Damien LeVeck is also executive director of Dallas Hero, the nonprofit that was behind ballot measures that mandate the city have a police force of at least 4,000 officers, dedicate half of any new revenue from the year prior to the police and fire pension, as well as other public safety initiatives.

Another Dallas Hero proposition waived the city’s governmental immunity and opened the city up to lawsuits if it was not adhering to its charter. LeVeck, in his association with Dallas Hero, has threatened to sue the city if it didn’t increase homelessness enforcement and follow state law that bans outdoor camping unless authorized.

“It’s not surprising to me that council member West, whom I filed an ethics complaint against for spending his campaign funds at a male bathhouse in DC and labeling it as ‘supplies’ on his expense report wouldn’t want an extremely intelligent, accomplished, and qualified attorney like my wife sitting on the city’s ethics commission,” LeVeck told The Dallas Morning News when reached by text.

“Nor is it surprising that the other council members I’ve filed ethics complaints against followed suit. It was retaliatory pure and simple, which is an ethics violation in and of itself,” he said, adding that the council members he had filed complaints against were Blackmon and Bazaldua.

West responded: “Damien files TEC complaints against political opponents ahead of elections not because he has ethical concerns about them but so that he can make campaign videos accusing them of unethical behavior during the election season. His goal is not to win at the TEC but to deceive people.”
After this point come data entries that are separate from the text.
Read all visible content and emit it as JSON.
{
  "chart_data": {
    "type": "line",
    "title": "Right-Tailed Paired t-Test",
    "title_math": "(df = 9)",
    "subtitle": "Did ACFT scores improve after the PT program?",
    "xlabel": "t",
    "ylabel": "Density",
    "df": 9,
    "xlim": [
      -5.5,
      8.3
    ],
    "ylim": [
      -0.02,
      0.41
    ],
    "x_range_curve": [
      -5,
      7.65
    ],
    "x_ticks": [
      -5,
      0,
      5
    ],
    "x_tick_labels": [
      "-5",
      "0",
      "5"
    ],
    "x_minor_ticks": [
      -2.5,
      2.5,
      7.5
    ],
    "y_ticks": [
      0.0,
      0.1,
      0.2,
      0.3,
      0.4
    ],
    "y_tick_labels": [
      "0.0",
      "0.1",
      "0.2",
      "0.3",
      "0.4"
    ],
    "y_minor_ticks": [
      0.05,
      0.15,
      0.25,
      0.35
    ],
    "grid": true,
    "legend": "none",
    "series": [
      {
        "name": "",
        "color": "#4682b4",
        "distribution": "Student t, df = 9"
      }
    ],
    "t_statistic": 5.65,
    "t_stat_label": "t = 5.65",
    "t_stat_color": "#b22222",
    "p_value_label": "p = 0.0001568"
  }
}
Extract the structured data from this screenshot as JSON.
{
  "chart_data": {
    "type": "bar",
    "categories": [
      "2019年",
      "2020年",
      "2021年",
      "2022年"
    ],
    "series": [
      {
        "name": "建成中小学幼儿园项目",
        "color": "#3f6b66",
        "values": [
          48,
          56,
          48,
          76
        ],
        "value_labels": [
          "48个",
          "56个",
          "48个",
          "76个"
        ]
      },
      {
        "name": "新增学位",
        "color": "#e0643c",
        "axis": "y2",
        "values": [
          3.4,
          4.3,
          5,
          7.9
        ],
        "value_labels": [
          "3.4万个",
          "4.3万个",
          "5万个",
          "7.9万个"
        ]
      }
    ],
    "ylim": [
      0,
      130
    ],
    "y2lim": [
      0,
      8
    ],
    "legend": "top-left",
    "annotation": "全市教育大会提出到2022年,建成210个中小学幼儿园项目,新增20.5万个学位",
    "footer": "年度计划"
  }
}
So far, the state has not handed any civil penalties to either of the officials.

“And that’s exactly why his wife shouldn’t be on the ethics commission,” West responded. Bazaldua said LeVeck had weaponized the ethics code and filed complaints that risked impacting situations in which serious violations arose.

LeVeck said he raised questions with the city’s office of inspector general about a recent council meeting, where Blackmon was heard saying she asked Lorena Campos, a lobbyist retained by the city, to help her with state lawmakers from West Texas, as she owns a home in the region.

Blackmon told The News that she was referencing an event hosted by the National Association of Latino Elected and Appointed Officials where she asked Campos to introduce her to state Sen. César Jose Blanco, D-El Paso, who represents the area where Blackmon has a home.

Blackmon said the Legislature was discussing bills related to the police and fire pension and other issues important to the city. “I just wanted to introduce myself,” she said, saying she hoped the familiarity would help her connect with the lawmaker.

Campos did not respond to texts by The News to verify the account. The News also reached out to Blanco and did not hear from him.

During the campaign season, when the LeVecks supported Roth’s council run, the filmmaker made posts using artificial intelligence against Roth’s opponent and former Park Board member Jeff Kitner. At the time, Roth had denounced the mudslinging.

LeVeck said he also filed ethics complaints with the Texas Ethics Commission against West and Bazaldua on allegations of not properly disclosing campaign finances. West said LeVeck filed four complaints against him, all of which were dismissed.

One of the cases involved an administrative reporting error where West paid for contract services for a campaign worker and reimbursed himself out of the campaign funds.

“That was deemed as permissible as I was not personally paying myself out of the campaign, but I was required to resubmit my campaign finance report to accurately reflect the legal expenditure,” he said.

Bazaldua’s case, which was related to not filing his campaign reports before the deadline, was resolved, according to records reviewed by The News.